Modern Acid-Base Theory
Gilbert Newton Lewis
For a long time the referring system was water. Stuff giving protons (protonating) to water is acid; stuff water protonates is a base. An extension to that theory was brewed up by the American chemist, Gilbert Newton Lewis (1875-1946), where the 'donation' is no longer tied to water. The 'donation' is in fact not even restricted to protons. According to Lewis, the crucial things being 'donated' and 'removed' are charges.
Positive charges are acid and negative charges are bases. This does not change the whole Brønsted concept, but widens the acid-base concept immensely. Now you can dissolve zinc dichloride (ZnCl2) in pentachloropyridine (Cl5C5N) and say that the zinc compound is the acid and that the pentachloropyridine is the base - the formulas and the names can perfectly well be ignored, just take note of the fact that there is no proton or oxygen involved in this acid-base reaction.
Magic Acids and Super-Bases
During the 1930s, people tried to synthesise ever stronger acids. Pure sulphuric acid with an additional substance called fluorosulphuric acid was millions of times more acidic than anything ever observed. People went nuts about it! Those acids were called 'superacids'.

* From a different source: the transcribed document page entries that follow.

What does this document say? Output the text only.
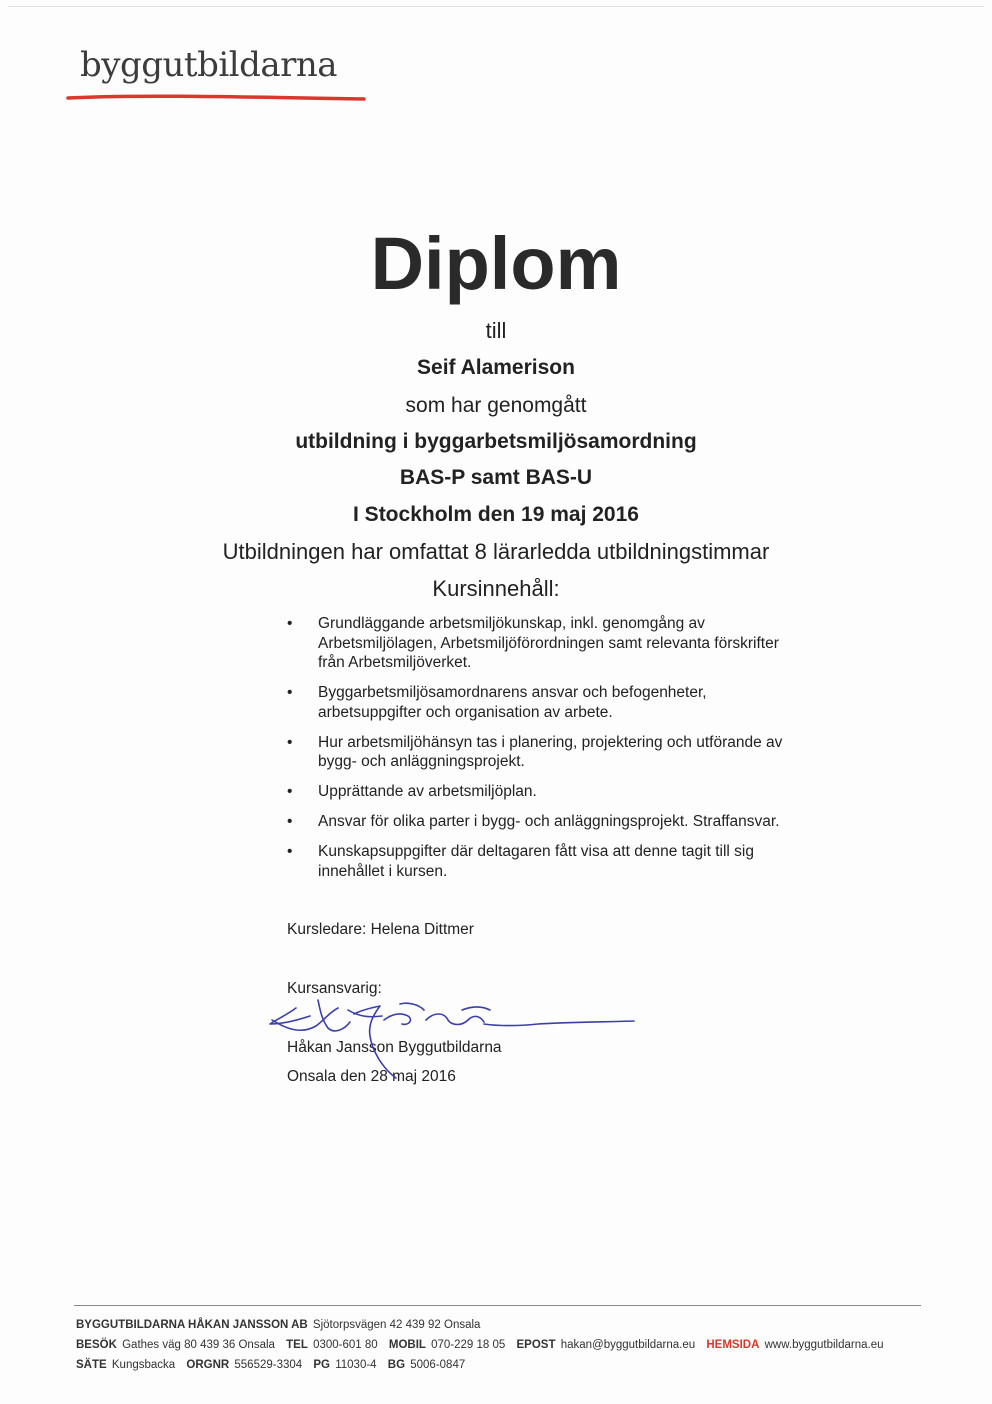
byggutbildarna
Diplom
till
Seif Alamerison
som har genomgått
utbildning i byggarbetsmiljösamordning
BAS-P samt BAS-U
I Stockholm den 19 maj 2016
Utbildningen har omfattat 8 lärarledda utbildningstimmar
Kursinnehåll:
• Grundläggande arbetsmiljökunskap, inkl. genomgång av
Arbetsmiljölagen, Arbetsmiljöförordningen samt relevanta förskrifter
från Arbetsmiljöverket.
• Byggarbetsmiljösamordnarens ansvar och befogenheter,
arbetsuppgifter och organisation av arbete.
• Hur arbetsmiljöhänsyn tas i planering, projektering och utförande av
bygg- och anläggningsprojekt.
• Upprättande av arbetsmiljöplan.
• Ansvar för olika parter i bygg- och anläggningsprojekt. Straffansvar.
• Kunskapsuppgifter där deltagaren fått visa att denne tagit till sig
innehållet i kursen.
Kursledare: Helena Dittmer
Kursansvarig:
Håkan Jansson Byggutbildarna
Onsala den 28 maj 2016
BYGGUTBILDARNA HÅKAN JANSSON AB Sjötorpsvägen 42 439 92 Onsala
BESÖK Gathes väg 80 439 36 Onsala TEL 0300-601 80 MOBIL 070-229 18 05 EPOST hakan@byggutbildarna.eu HEMSIDA www.byggutbildarna.eu
SÄTE Kungsbacka ORGNR 556529-3304 PG 11030-4 BG 5006-0847
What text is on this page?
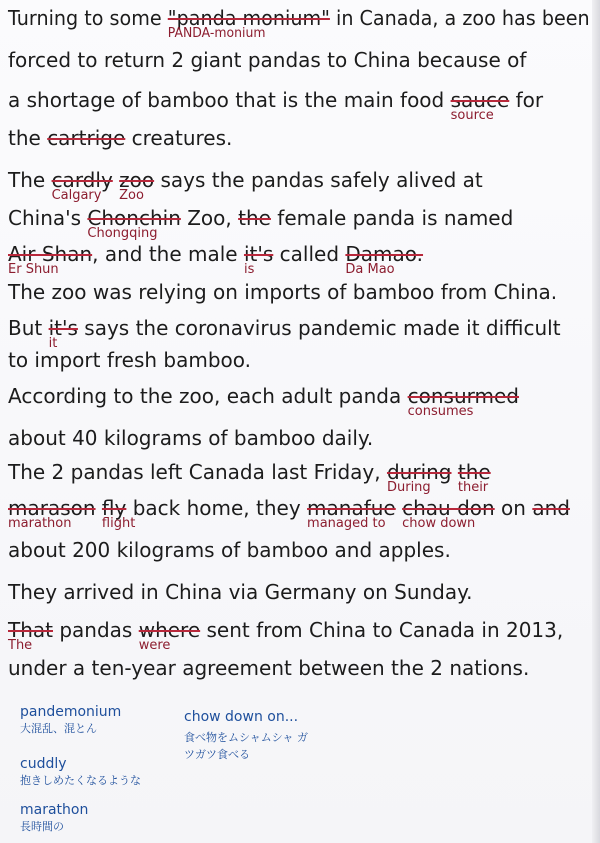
Turning to some "panda monium"
PANDA-monium
in Canada, a zoo has been
forced to return 2 giant pandas to China because of
a shortage of bamboo that is the main food sauce
source
for
the cartrige creatures.
The cardly
Calgary
zoo
Zoo
says the pandas safely alived at
China's Chonchin
Chongqing
Zoo, the female panda is named
Air Shan
Er Shun
, and the male it's
is
called Damao.
Da Mao
The zoo was relying on imports of bamboo from China.
But it's
it
says the coronavirus pandemic made it difficult
to import fresh bamboo.
According to the zoo, each adult panda consurmed
consumes
about 40 kilograms of bamboo daily.
The 2 pandas left Canada last Friday, during
During
the
their
marason
marathon
fly
flight
back home, they manafue
managed to
chau don
chow down
on and
about 200 kilograms of bamboo and apples.
They arrived in China via Germany on Sunday.
That
The
pandas where
were
sent from China to Canada in 2013,
under a ten-year agreement between the 2 nations.
pandemonium
大混乱、混とん
cuddly
抱きしめたくなるような
marathon
長時間の
chow down on...
食べ物をムシャムシャ ガツガツ食べる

A further leap in acidity came in the 1970s, when additional antimonypentafluoride was added to the 'superacid'. These acids are millions of times stronger than the superacids. The scientific community was speechless. These mixtures are so acid that they do not only lose their protons to anything, they even force stuff to accept them. For instance methane is forced to bind the proton. This substance is then so unstable that it will form hydrogen and ethane.
For those who are not experienced in chemistry, it's enough to say that this reaction is incredible. The term 'magic acid' was coined by George A Olah, who synthesised these acids and got his Nobel chip in 1994. Magic acids are thousands of trillions times stronger than 1M H2SO4.
The counterpart of super-acids are super-bases - alkali-organyls, like butyl-potassium, for example. These compounds will rip off hydrogen cations from virtually anything. Super-bases had not been 'invented' in the same sense the 'super acids' were, partly because it's easier to rip protons off substances than forcing them to bind it. The term 'super-base' is of modern origin, but super-bases have been used since the 1850s.